The moment had been ruined. The EMTs drove off with the twitching corpse of the child, and two lingering virtue officers stormed the corner store. Their black batons easily smashed through the thin glass of the store windows. The two flashes at the store counter would have been lost in the sea of camera’s if it wasn’t for the bangs that accompanied them. Two more gurneys were wheeled in and two more drug criminals were wheeled out.

Disgusted by the carnage, Anna stumbled up the stairs to the doors of the hotel, supported by two suited men. They guided her into the building, through the gold adorned lobby and into an elevator. The doors closed behind them and she was left staring at a thousand reflections in the mirrored walls. The virtue promoting she witnessed was far more violent than she had imagined. But it served the boy right, meddling with illegal substances. The elevator chimed, Anna had reached her destination.

The elevator doors opened and Anna walked into the most beautiful room she had ever seen. Walls adorned in gold motifs were illuminated by meter long crystal chandeliers and stretched as far as she could see. Marble arches lined the room, with planters housing budding fruit trees and poppy flowers sprouting from the soil. The carpet was entirely crushed velvet, and small tables filled the floor, all draped with crisp white table cloths, fine china and golden silverware. It seemed as if thousands of people filled the room, each woman dressed in couture with fine jewelry refracting light onto her peachy skin and each man in an impeccably tailored suit with perfectly combed hair brushing their white collars.

Waiters in Tuxedos waded through clusters of party goers, and one approached Anna, now standing in the center of the room, taking in its majesty.

“Truffle?”

“To lower anxiety and brighten spirits,” the waiter said, holding out a small gold flaked mushroom.
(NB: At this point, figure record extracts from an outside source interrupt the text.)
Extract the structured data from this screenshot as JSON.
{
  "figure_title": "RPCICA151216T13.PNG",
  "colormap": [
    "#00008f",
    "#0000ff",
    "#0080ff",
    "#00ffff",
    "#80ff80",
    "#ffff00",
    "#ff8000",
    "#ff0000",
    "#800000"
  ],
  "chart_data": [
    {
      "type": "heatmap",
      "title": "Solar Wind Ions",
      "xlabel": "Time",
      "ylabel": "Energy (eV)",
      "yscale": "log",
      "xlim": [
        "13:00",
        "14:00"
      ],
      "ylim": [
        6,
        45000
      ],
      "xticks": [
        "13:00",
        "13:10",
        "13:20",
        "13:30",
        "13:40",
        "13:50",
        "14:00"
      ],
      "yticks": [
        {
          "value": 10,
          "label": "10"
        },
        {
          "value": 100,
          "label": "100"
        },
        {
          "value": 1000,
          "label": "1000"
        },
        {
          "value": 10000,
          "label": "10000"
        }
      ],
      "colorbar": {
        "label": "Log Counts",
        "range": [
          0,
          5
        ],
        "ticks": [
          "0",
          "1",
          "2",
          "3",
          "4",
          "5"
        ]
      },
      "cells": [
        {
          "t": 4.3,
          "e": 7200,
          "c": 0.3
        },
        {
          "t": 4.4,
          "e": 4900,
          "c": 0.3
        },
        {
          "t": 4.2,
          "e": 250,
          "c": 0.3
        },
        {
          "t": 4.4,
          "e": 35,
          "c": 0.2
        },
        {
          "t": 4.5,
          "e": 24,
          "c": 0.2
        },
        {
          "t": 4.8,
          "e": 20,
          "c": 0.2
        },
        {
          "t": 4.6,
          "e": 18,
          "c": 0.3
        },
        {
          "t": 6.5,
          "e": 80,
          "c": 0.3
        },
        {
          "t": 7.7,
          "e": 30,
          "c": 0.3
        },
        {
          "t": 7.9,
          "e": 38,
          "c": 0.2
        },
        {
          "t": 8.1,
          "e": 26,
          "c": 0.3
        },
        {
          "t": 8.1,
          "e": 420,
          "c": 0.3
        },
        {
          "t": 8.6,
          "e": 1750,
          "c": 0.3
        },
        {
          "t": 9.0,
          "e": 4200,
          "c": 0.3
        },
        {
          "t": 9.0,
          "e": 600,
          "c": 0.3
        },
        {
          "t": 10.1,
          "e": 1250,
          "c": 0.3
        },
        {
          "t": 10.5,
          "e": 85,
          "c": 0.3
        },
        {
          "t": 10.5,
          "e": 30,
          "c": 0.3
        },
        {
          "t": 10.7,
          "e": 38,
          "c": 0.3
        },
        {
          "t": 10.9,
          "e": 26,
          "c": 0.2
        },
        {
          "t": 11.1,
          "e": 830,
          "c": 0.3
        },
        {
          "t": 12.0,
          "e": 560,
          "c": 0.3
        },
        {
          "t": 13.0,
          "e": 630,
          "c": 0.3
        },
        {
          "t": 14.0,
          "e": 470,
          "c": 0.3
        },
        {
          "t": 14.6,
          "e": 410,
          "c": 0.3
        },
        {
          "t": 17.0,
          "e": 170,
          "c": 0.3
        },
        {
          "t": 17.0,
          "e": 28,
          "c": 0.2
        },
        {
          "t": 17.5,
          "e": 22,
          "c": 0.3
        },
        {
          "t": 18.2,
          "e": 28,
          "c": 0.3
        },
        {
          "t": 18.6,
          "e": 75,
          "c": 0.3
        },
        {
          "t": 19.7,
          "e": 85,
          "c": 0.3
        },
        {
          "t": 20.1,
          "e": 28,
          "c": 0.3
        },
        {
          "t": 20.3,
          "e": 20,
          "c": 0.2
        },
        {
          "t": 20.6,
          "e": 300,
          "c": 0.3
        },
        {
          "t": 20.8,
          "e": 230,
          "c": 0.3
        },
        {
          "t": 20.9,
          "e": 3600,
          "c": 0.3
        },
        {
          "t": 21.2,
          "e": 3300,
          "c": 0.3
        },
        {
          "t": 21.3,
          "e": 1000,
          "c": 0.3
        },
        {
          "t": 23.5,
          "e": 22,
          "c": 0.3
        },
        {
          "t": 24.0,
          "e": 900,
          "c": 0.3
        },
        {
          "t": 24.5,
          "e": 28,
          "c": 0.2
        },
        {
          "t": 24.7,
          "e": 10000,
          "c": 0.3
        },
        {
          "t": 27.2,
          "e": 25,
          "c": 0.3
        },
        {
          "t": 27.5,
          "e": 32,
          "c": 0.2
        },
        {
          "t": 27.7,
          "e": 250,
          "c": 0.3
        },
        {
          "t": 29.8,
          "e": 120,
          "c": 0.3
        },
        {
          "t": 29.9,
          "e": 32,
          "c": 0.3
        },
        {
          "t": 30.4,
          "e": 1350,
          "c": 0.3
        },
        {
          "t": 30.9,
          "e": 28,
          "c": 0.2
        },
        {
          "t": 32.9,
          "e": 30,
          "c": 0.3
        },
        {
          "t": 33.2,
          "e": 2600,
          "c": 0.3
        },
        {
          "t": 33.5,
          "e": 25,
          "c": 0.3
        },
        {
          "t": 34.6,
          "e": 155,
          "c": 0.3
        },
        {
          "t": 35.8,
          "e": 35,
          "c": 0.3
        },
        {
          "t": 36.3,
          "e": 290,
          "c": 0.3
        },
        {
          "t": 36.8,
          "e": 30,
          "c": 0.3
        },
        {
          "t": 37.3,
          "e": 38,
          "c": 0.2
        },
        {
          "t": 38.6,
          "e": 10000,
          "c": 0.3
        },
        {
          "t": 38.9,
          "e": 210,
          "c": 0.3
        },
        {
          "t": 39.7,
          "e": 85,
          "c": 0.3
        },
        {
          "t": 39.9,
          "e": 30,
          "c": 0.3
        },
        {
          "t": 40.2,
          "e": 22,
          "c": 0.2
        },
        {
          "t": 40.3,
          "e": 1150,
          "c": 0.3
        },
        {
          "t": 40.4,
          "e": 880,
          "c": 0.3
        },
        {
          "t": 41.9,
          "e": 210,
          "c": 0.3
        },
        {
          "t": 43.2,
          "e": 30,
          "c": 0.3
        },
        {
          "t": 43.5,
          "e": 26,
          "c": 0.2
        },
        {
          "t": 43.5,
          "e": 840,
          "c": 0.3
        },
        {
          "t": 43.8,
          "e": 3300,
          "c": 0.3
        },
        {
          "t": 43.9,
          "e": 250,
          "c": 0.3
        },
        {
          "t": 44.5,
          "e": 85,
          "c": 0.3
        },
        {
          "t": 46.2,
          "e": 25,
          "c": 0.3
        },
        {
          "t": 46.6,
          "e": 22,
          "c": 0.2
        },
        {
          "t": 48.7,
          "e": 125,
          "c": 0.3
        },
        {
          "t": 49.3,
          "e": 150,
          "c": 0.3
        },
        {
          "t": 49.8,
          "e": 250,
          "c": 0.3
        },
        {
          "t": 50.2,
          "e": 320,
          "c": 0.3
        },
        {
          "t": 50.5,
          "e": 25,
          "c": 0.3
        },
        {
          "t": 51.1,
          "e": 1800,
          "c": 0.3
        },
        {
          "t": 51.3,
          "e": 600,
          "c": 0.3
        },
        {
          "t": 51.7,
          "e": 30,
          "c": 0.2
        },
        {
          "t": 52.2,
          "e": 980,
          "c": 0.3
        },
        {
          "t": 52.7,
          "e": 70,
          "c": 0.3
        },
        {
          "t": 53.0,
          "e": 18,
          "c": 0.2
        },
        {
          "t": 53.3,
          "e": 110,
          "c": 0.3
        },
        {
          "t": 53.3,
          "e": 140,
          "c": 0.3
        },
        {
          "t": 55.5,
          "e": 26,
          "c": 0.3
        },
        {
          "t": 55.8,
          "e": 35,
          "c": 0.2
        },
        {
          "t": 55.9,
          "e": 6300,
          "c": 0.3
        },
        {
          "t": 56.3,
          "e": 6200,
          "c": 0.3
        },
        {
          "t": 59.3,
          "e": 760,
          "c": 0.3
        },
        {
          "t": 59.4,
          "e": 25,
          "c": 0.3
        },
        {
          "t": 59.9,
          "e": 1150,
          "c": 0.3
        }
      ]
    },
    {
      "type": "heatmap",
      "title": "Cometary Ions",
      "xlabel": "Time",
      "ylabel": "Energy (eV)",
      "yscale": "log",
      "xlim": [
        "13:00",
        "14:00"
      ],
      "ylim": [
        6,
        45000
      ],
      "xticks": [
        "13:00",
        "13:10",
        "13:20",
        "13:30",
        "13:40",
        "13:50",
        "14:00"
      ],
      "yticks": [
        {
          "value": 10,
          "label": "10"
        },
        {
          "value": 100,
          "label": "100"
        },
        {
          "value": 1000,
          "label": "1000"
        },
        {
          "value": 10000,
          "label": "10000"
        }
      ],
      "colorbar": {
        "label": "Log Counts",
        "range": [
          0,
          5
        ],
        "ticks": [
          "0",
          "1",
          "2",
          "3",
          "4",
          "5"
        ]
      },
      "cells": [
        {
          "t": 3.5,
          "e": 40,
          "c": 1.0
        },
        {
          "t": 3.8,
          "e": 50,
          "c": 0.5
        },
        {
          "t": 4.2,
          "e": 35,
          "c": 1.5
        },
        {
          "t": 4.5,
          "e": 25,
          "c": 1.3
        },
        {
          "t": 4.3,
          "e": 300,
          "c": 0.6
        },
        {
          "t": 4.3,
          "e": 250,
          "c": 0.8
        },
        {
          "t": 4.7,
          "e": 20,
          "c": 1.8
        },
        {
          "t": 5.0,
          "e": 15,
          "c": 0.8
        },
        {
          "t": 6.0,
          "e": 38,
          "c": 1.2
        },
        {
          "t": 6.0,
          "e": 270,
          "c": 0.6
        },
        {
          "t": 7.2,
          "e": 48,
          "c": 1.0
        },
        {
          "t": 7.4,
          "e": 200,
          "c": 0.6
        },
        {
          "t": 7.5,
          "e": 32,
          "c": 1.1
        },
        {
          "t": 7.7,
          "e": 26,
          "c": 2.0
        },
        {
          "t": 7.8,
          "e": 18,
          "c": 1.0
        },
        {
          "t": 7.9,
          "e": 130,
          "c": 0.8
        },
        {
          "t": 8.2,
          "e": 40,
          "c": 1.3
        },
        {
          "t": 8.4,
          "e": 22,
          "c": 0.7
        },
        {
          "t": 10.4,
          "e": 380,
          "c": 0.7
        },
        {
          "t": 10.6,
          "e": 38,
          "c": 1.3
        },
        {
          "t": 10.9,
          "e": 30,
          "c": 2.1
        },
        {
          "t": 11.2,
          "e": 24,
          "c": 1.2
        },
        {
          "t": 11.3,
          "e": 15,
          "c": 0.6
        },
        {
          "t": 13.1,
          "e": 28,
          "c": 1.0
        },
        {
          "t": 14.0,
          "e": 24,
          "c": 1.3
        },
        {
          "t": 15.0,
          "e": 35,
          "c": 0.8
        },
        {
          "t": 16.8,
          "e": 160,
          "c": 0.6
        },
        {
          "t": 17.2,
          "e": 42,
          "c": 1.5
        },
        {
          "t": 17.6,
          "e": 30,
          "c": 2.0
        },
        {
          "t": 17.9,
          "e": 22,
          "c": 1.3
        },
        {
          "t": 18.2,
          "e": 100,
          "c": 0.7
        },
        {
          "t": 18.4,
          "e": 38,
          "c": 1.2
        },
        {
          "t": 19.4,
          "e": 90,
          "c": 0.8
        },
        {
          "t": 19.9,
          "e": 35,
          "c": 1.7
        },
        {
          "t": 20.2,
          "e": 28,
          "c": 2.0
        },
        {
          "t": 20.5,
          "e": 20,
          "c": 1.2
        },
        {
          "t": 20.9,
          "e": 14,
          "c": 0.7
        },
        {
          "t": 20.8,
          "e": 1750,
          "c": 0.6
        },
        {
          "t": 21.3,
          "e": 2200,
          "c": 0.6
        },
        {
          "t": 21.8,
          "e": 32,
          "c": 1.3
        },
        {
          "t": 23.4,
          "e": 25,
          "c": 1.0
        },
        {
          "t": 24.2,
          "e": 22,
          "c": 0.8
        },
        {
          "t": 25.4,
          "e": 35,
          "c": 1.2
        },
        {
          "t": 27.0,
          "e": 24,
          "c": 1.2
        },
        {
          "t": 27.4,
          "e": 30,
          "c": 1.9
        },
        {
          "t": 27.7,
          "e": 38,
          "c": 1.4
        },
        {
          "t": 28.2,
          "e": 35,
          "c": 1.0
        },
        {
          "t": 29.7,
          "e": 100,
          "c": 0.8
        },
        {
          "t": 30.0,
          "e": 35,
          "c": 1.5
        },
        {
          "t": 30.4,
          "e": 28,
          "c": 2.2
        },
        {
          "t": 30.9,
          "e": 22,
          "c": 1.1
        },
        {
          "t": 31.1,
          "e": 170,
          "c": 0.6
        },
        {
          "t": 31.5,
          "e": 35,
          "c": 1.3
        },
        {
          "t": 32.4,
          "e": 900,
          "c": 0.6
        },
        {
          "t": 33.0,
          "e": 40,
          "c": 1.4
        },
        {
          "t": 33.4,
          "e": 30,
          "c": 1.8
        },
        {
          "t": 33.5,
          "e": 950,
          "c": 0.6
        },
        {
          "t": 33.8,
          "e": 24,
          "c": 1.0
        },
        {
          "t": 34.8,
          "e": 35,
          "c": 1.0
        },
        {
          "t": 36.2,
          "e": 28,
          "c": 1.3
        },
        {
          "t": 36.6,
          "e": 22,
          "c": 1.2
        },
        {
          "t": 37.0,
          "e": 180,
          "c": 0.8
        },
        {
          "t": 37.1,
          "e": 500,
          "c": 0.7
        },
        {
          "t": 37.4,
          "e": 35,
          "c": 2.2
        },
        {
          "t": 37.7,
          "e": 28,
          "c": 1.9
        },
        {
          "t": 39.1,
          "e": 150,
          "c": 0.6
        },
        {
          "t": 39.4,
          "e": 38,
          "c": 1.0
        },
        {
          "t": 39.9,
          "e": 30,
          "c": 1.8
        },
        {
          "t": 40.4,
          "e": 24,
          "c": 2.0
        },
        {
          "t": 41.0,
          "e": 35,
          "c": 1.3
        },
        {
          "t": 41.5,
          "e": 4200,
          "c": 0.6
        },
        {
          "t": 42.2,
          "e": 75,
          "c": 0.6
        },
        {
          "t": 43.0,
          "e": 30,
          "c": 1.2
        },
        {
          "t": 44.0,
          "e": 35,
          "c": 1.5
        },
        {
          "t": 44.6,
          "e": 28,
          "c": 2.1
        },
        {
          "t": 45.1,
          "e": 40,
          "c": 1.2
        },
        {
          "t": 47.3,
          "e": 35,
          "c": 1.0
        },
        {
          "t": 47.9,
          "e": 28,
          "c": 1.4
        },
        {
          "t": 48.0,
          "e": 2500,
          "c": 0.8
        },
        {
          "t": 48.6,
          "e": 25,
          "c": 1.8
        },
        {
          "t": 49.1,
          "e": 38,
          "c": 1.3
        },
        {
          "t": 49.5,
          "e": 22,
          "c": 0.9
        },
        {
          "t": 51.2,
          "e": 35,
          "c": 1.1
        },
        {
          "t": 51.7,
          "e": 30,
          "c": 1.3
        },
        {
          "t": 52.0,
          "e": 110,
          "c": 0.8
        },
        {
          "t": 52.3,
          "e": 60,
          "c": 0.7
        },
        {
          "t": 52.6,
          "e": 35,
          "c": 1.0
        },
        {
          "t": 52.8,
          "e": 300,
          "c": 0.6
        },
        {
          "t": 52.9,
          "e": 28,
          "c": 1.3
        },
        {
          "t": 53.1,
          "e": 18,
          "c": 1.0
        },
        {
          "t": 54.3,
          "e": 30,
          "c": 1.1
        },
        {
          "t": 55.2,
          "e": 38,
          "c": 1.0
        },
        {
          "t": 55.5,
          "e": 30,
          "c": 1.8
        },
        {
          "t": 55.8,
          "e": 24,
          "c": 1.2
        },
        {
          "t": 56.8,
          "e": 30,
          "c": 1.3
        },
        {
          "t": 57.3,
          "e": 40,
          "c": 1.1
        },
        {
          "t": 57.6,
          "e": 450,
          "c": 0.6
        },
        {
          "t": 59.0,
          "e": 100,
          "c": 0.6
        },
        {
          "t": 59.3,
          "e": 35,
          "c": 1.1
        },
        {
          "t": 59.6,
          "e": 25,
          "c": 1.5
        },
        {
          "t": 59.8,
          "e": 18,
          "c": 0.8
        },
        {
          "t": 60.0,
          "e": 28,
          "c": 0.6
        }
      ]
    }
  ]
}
A woman adorned in a royal blue dress and pink rubies, eyes shimmering red and fighting control over a fit of giggles, looked over to Anna and remarked

“I would take him up on that offer,” her huge pupils struggling to fix themselves on Anna.

Not wanting to be disrespectful, Anna took an orderve/ hors d’oeuvre from the silver platter and the waiter walked away, continuing the distribution. The truffle was earthy, almost acrid, incongruous with its surroundings, but as she continued, its calming effects started kicking in, soothing her senses.

As she ventured deeper into the room, the tables gave way to feather floor cushions, inhabited by party goers who had traded their suits for velvet robes and slippers, and seemed to be playing flutes over tables, exhaling clouds of frost that glistened under the chandeliers. Feeling a new wave of optimism and levity, Anna joined a handsome man and tried the flute out for herself, inhaling a breath of powdered poppies and exhaling a puff of frost. She allowed happiness to flow through her body and exhaled her worries. Her eyes started to droop, and she rested her head on the pillow.

An hour later, Anna awoke to a room echoing with laughter. Illuminated in a strobing red light, dancer’s necks stretched far into the air and the weight of the heads attached pulled them down, bending into Anna’s vision and laughing in her face. The chandeliers rained diamonds onto her and the poppies were growing into a thick forest, blocking her exit.

Anna ran. Ran through the thickening forest, crystals impaling her back, her legs buckling under her. She tripped, a dancing couple waltzed out of her way, cackling at her. The forest of poppies evaporated as she smashed through it, sending a sand storm of white powder onto the carpeting. She crawled into the elevator and face planted into the velvet.

Anna looked up into the mirrored walls of the elevator, limbs twitching in fear, lips a dark purple, her dress soaked in vomit and all one thousand of her eyes, glassy and motionless but no gurneys came.